Turning the tide towards actions for change, through the sustainable development goals

Date: Friday, February 7, 2014

New York

As the Open Working Group on Sustainable Development Goals met this week for its eighth session, UN Women co-organized a number of side events to discuss development issues facing women and adolescent girls globally. These side events were centred on the post-2015 development agenda and what actions are urgently needed to significantly increase women’s rights and gender empowerment. 

“In the proposals that we are making for post-2015, we would like that a consideration is made for one goal, within which we shall address the number of issues that have to do with women,” said UN Women Executive Director Phumzile Mlambo-Ngcuka, at a side event on achieving gender equality and women’s empowerment for sustainable development, on 5 February 2014. 
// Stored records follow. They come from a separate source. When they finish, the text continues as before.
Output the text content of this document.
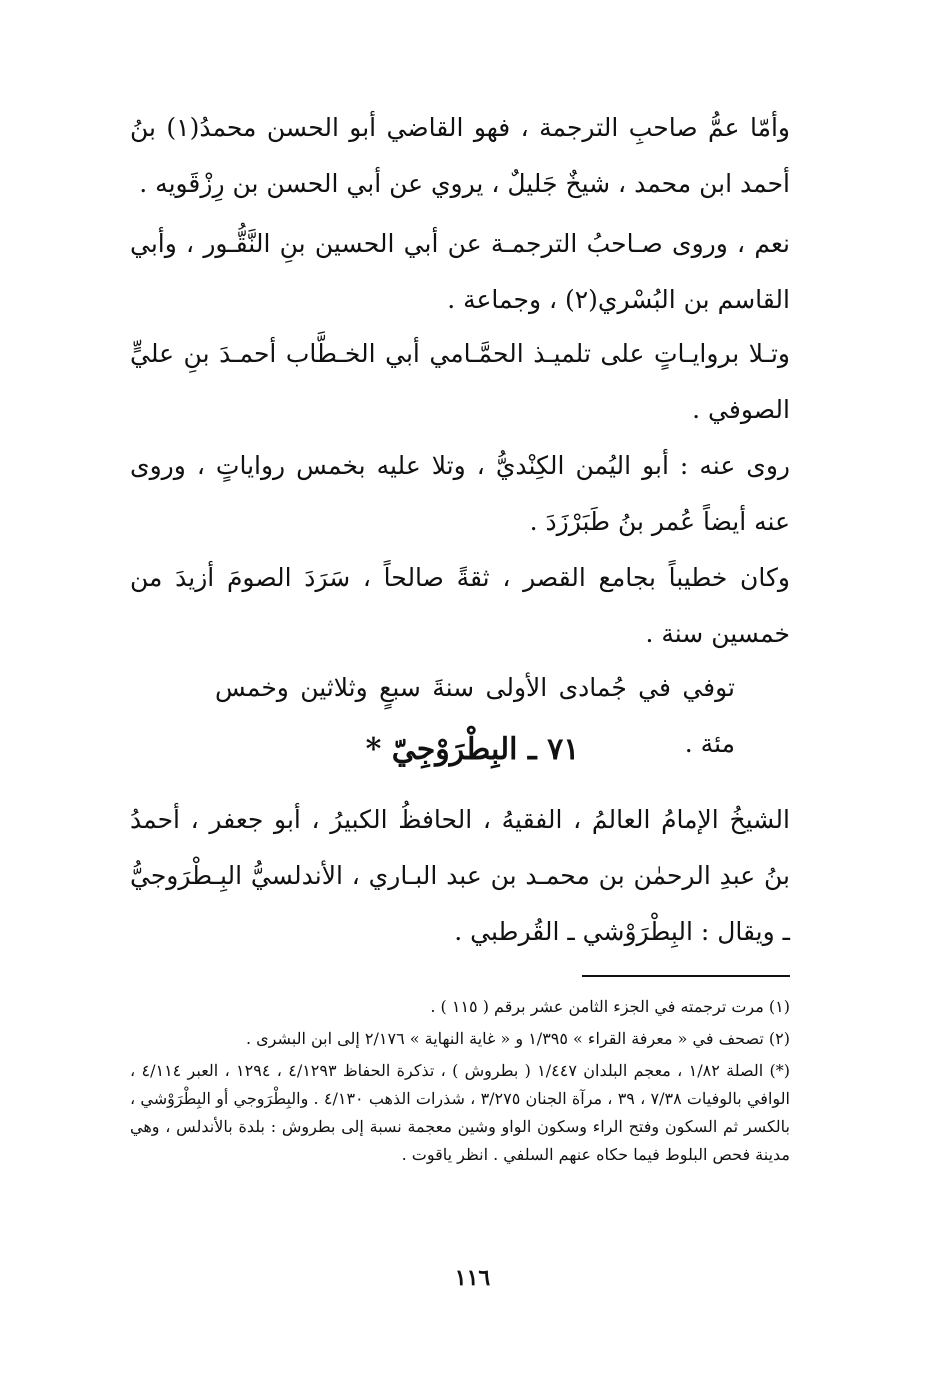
وأمّا عمُّ صاحبِ الترجمة ، فهو القاضي أبو الحسن محمدُ(١) بنُ أحمد ابن محمد ، شيخٌ جَليلٌ ، يروي عن أبي الحسن بن رِزْقَويه .

نعم ، وروى صـاحبُ الترجمـة عن أبي الحسين بنِ النَّقُّـور ، وأبي القاسم بن البُسْري(٢) ، وجماعة .

وتـلا بروايـاتٍ على تلميـذ الحمَّـامي أبي الخـطَّاب أحمـدَ بنِ عليٍّ الصوفي .

روى عنه : أبو اليُمن الكِنْديُّ ، وتلا عليه بخمس رواياتٍ ، وروى عنه أيضاً عُمر بنُ طَبَرْزَدَ .

وكان خطيباً بجامع القصر ، ثقةً صالحاً ، سَرَدَ الصومَ أزيدَ من خمسين سنة .

توفي في جُمادى الأولى سنةَ سبعٍ وثلاثين وخمس مئة .

٧١ ـ البِطْرَوْجِيّ *

الشيخُ الإمامُ العالمُ ، الفقيهُ ، الحافظُ الكبيرُ ، أبو جعفر ، أحمدُ بنُ عبدِ الرحمٰن بن محمـد بن عبد البـاري ، الأندلسيُّ البِـطْرَوجيُّ ـ ويقال : البِطْرَوْشي ـ القُرطبي .

(١) مرت ترجمته في الجزء الثامن عشر برقم ( ١١٥ ) .

(٢) تصحف في « معرفة القراء » ١/٣٩٥ و « غاية النهاية » ٢/١٧٦ إلى ابن البشرى .

(*) الصلة ١/٨٢ ، معجم البلدان ١/٤٤٧ ( بطروش ) ، تذكرة الحفاظ ٤/١٢٩٣ ، ١٢٩٤ ، العبر ٤/١١٤ ، الوافي بالوفيات ٧/٣٨ ، ٣٩ ، مرآة الجنان ٣/٢٧٥ ، شذرات الذهب ٤/١٣٠ . والبِطْرَوجي أو البِطْرَوْشي ، بالكسر ثم السكون وفتح الراء وسكون الواو وشين معجمة نسبة إلى بطروش : بلدة بالأندلس ، وهي مدينة فحص البلوط فيما حكاه عنهم السلفي . انظر ياقوت .

١١٦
“We are encouraged that this has already been forthcoming from the Member States themselves who have also raised the issue of a gender goal. In addition to the gender goal, we also want to see the mainstreaming of all the issues that have to deal with women in all the other goals,” she said.
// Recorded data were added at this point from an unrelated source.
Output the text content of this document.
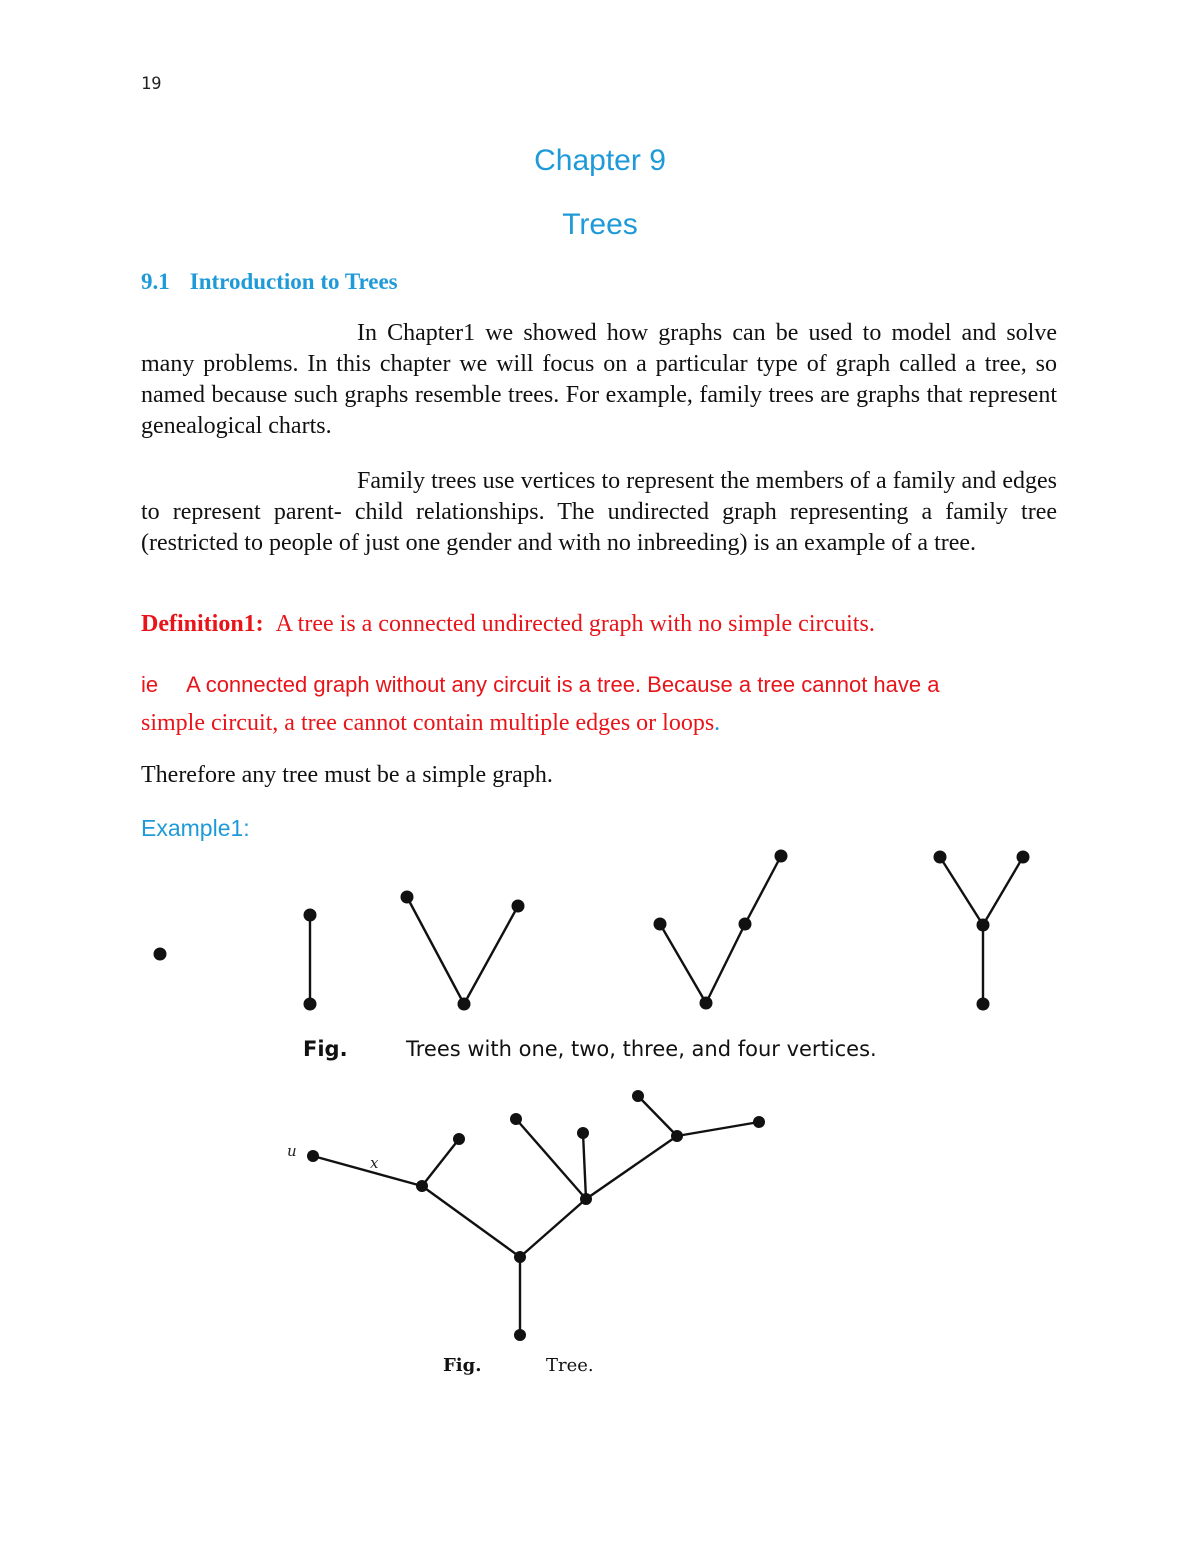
19
Chapter 9
Trees
9.1 Introduction to Trees
In Chapter1 we showed how graphs can be used to model and solve many problems. In this chapter we will focus on a particular type of graph called a tree, so named because such graphs resemble trees. For example, family trees are graphs that represent genealogical charts.
Family trees use vertices to represent the members of a family and edges to represent parent- child relationships. The undirected graph representing a family tree (restricted to people of just one gender and with no inbreeding) is an example of a tree.
Definition1: A tree is a connected undirected graph with no simple circuits.
ie A connected graph without any circuit is a tree. Because a tree cannot have a
simple circuit, a tree cannot contain multiple edges or loops.
Therefore any tree must be a simple graph.
Example1:
Fig.	Trees with one, two, three, and four vertices.
u
x
Fig.	Tree.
A recurring theme through the side event was an emphasis on galvanizing social change by turning the need to promote gender equality, into concrete actions for change. While ground-breaking achievements continue in the area of creating gender-responsive  policies, participants expressed concerns that the impact of such policies are not always felt by all, and a large gap remains between policies and their implementation. 

Solutions discussed included translating and simplifying policy documents so that young women can understand them and become empowered. Improving the effectiveness of women in politics beyond mere representation, and delving into the quality of that representation, also figured significantly in the discussion. 
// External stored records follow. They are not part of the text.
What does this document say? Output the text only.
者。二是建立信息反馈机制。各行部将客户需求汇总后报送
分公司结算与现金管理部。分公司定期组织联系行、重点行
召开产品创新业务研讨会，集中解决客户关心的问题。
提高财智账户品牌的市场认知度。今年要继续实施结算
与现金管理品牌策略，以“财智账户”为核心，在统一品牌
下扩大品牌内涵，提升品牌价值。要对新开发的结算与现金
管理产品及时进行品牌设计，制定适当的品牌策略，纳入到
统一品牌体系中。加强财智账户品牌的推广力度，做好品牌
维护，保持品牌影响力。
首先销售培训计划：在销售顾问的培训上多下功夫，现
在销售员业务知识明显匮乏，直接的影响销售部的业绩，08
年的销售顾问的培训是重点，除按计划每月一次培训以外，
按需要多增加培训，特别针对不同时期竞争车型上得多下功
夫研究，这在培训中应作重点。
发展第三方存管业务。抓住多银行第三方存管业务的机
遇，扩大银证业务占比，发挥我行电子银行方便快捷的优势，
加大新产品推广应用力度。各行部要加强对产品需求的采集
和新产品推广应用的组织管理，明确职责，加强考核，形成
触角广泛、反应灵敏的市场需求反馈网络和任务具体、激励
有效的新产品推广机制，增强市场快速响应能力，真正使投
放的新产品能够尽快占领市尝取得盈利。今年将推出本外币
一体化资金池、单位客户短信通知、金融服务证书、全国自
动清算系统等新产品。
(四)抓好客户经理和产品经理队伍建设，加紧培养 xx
“Today women face barriers of complexity and barriers of generational power,” said Gita Sen, Member of the International Conference on Population and Development (ICPD) High-level Taskforce, while speaking at a side event on addressing structural inequalities to assure sustainable development, organized by UNFPA with UN Women and UNDP on 4 February. She called for an overhaul of attitudes towards gender empowerment and questioned how governments and civil societies will ensure the implementation of gendered policies. 

She highlighted that such attitudes include the perception of controversy surrounding sexual and reproductive rights. Ms. Sen argued that sexual and reproductive rights are no more controversial than other development issues such as climate change. Yet treating them as a controversial topic creates barriers for young women in gaining access to sexual education and support which would enable them to empower themselves against issues like sexual assault and child marriage. 

Discussion highlighted that in order to advance gender equality, the post-2015 development agenda must focus on how women and girls are impacted by each goal or objective, and that all stakeholders need  to move beyond advocacy into effective action. 

“Women’s rights, women’s empowerment and gender equality have to be embedded in the post-2015 agenda for far-reaching and inclusive change to be achieved,” Ms. Mlambo-Ngcuka concluded in her keynote address to the Open Working Group,emphasizing the importance of a more gendered outlook to the post 2015 development goals. “The women’s agenda is the agenda of half the population in all countries, and has to be an integral part of everything we do to score high on any Sustainable Development Goals.”